By: Susan Adams, M. Ed.
Summary: People tend to do more harm than good in their attempts to protect children from many things, including the death of beloved pets. Children need to deal with reality in gentle and loving environments. This article describes some methods for doing so.
Some people fear that their children can’t handle the news of the death of a pet. You are the best judge of what your children can and can’t understand, based on their ages and personalities. However, don’t underestimate them.
Children today are exposed to input from a variety of sources, much of it misleading. You may find, by being honest with your children about what happened to the pet, that you now have an opportunity to correct some misconceptions they may have had about death and dying.
Honesty is important. If you talk about “being put to sleep” you need to be sure the children understand the difference between this and ordinary sleep. Do not say that , “it went away” or that “It didn’t want to stay here anymore.” A child may then wait in anguish for the pet to come home or wonder what he or she did to make the pet so unhappy that it left. Make it clear that the pet will not come back, but that it is happy and at peace wherever it is.

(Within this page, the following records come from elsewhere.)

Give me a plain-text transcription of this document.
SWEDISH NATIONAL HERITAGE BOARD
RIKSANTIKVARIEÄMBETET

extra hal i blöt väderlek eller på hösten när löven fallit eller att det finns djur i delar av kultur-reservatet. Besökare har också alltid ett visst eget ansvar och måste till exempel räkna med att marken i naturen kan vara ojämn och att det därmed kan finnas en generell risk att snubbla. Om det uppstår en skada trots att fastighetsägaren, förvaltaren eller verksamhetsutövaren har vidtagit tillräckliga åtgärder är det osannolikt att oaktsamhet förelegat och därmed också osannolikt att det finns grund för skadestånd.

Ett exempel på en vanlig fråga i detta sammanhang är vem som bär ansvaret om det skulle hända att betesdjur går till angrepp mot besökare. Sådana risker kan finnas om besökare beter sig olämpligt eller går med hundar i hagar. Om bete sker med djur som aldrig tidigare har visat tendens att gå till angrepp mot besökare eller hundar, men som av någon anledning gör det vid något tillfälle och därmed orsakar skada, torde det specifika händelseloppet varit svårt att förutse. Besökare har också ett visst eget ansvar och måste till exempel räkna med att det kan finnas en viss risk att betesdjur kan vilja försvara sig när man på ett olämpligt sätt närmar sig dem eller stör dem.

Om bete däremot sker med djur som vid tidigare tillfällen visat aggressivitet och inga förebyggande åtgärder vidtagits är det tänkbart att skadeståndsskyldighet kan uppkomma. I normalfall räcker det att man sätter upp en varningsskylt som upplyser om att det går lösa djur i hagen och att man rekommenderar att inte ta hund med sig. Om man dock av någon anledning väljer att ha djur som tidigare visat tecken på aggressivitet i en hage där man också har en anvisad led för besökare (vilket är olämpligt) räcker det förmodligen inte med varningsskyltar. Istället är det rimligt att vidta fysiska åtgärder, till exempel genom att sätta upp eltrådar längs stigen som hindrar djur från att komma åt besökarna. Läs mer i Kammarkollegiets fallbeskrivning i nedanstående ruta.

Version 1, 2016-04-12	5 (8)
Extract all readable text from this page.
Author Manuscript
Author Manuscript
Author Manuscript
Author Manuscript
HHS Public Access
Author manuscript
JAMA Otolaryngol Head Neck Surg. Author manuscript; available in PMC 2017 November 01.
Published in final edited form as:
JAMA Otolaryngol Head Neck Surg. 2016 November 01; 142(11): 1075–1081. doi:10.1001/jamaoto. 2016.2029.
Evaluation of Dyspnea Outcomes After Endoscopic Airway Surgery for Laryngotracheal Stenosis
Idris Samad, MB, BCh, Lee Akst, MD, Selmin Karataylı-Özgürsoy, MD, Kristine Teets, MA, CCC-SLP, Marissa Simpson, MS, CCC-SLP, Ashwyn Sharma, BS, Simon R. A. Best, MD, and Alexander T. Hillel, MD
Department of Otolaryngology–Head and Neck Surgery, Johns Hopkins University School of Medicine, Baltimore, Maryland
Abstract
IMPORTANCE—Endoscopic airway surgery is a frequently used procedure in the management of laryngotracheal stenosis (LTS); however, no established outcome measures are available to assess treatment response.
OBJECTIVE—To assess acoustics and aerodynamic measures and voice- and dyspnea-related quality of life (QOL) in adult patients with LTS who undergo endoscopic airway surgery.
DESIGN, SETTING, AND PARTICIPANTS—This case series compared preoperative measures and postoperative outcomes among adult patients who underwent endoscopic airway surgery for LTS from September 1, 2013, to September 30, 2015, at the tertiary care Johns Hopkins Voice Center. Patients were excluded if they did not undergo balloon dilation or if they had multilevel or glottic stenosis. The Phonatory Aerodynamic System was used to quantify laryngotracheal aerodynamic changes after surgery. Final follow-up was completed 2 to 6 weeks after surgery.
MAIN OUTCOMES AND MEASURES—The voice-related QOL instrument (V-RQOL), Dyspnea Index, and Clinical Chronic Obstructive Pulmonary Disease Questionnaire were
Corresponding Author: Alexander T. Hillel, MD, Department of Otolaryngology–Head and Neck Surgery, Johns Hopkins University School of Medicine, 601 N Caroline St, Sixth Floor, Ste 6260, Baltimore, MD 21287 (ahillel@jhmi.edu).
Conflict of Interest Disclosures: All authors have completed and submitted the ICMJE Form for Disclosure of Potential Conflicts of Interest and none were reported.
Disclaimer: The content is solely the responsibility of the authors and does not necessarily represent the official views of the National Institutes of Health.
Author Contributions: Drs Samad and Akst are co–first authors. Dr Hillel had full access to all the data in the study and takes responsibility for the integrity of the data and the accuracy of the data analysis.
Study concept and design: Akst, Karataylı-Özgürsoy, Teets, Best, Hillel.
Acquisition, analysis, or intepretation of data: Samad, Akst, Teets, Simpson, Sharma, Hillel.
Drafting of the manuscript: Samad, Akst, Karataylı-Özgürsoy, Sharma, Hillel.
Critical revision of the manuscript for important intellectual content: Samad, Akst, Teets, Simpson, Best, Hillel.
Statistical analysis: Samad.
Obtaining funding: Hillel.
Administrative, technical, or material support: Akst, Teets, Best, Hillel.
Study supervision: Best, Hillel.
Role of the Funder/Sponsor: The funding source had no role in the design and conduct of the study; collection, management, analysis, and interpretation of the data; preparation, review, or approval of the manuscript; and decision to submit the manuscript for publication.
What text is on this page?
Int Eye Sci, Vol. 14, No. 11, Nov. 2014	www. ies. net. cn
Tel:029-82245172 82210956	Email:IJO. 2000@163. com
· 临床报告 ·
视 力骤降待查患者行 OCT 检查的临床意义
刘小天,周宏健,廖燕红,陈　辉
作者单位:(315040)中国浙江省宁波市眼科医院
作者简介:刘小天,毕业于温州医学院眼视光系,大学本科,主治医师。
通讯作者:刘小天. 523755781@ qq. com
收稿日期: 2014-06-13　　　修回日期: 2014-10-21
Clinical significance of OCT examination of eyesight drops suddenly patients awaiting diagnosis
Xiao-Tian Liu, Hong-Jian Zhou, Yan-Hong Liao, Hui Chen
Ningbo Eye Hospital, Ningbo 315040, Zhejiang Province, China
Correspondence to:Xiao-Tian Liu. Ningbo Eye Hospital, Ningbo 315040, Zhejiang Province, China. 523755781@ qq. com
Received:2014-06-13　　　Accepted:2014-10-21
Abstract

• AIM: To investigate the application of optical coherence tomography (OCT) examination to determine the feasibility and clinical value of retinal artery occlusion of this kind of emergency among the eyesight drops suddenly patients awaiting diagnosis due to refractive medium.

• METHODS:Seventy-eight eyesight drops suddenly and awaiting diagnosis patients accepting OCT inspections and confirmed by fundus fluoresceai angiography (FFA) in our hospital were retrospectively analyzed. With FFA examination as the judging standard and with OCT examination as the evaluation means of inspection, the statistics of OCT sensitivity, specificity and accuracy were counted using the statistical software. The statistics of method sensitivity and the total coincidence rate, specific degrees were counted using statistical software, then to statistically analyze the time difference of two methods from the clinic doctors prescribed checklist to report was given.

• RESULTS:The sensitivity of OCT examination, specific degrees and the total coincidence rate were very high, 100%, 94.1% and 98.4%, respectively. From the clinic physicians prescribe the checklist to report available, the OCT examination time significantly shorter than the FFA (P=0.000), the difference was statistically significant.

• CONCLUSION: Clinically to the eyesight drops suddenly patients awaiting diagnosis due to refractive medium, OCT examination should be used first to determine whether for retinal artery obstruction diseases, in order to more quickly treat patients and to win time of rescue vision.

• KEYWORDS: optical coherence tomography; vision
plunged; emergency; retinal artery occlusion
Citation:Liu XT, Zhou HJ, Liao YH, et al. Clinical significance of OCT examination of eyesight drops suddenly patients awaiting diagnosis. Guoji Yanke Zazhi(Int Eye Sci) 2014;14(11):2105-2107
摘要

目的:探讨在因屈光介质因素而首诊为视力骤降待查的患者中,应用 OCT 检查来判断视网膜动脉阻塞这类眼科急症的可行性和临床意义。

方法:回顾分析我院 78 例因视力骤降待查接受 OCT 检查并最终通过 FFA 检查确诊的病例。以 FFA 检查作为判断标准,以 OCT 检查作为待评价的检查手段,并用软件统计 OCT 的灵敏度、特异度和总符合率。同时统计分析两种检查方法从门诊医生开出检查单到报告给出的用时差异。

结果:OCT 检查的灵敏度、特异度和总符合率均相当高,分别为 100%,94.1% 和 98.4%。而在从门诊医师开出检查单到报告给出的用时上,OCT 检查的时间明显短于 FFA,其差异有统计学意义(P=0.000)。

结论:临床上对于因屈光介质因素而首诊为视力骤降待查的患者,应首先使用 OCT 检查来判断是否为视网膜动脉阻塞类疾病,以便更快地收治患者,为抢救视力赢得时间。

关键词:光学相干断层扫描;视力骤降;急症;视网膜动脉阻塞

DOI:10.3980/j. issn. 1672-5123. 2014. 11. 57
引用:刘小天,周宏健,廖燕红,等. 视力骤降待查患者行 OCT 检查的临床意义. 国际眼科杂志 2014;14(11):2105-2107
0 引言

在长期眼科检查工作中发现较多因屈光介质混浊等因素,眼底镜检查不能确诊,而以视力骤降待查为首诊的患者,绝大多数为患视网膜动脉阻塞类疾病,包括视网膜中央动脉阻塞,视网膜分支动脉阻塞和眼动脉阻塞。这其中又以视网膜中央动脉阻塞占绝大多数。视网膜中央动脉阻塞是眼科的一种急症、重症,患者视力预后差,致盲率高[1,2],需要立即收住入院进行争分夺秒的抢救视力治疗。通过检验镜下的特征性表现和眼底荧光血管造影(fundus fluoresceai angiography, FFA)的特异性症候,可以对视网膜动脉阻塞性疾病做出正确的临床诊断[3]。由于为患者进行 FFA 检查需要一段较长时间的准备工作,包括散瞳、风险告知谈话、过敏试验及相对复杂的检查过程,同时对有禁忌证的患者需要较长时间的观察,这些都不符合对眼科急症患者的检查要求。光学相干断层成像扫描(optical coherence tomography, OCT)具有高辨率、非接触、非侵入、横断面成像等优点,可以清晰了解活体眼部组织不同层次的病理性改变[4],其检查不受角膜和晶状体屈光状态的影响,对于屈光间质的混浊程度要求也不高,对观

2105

Accept your children’s grief as you accept your own. Don’t try to hide your sorrow from them or they may feel you won’t understand their sorrow and hide theirs from you.
Discuss the issue with the whole family and give everyone a chance to work through their emotions and pain together.
If possible, have a burial or memorial service for the pet and let each child take a part. In one such service, each child put a favorite toy of the pet into the grave and said a sentence about a memory of the pet carried over from better days. This death is like any other family death when the pet is a part of the family and the grieving needs to happen as a family.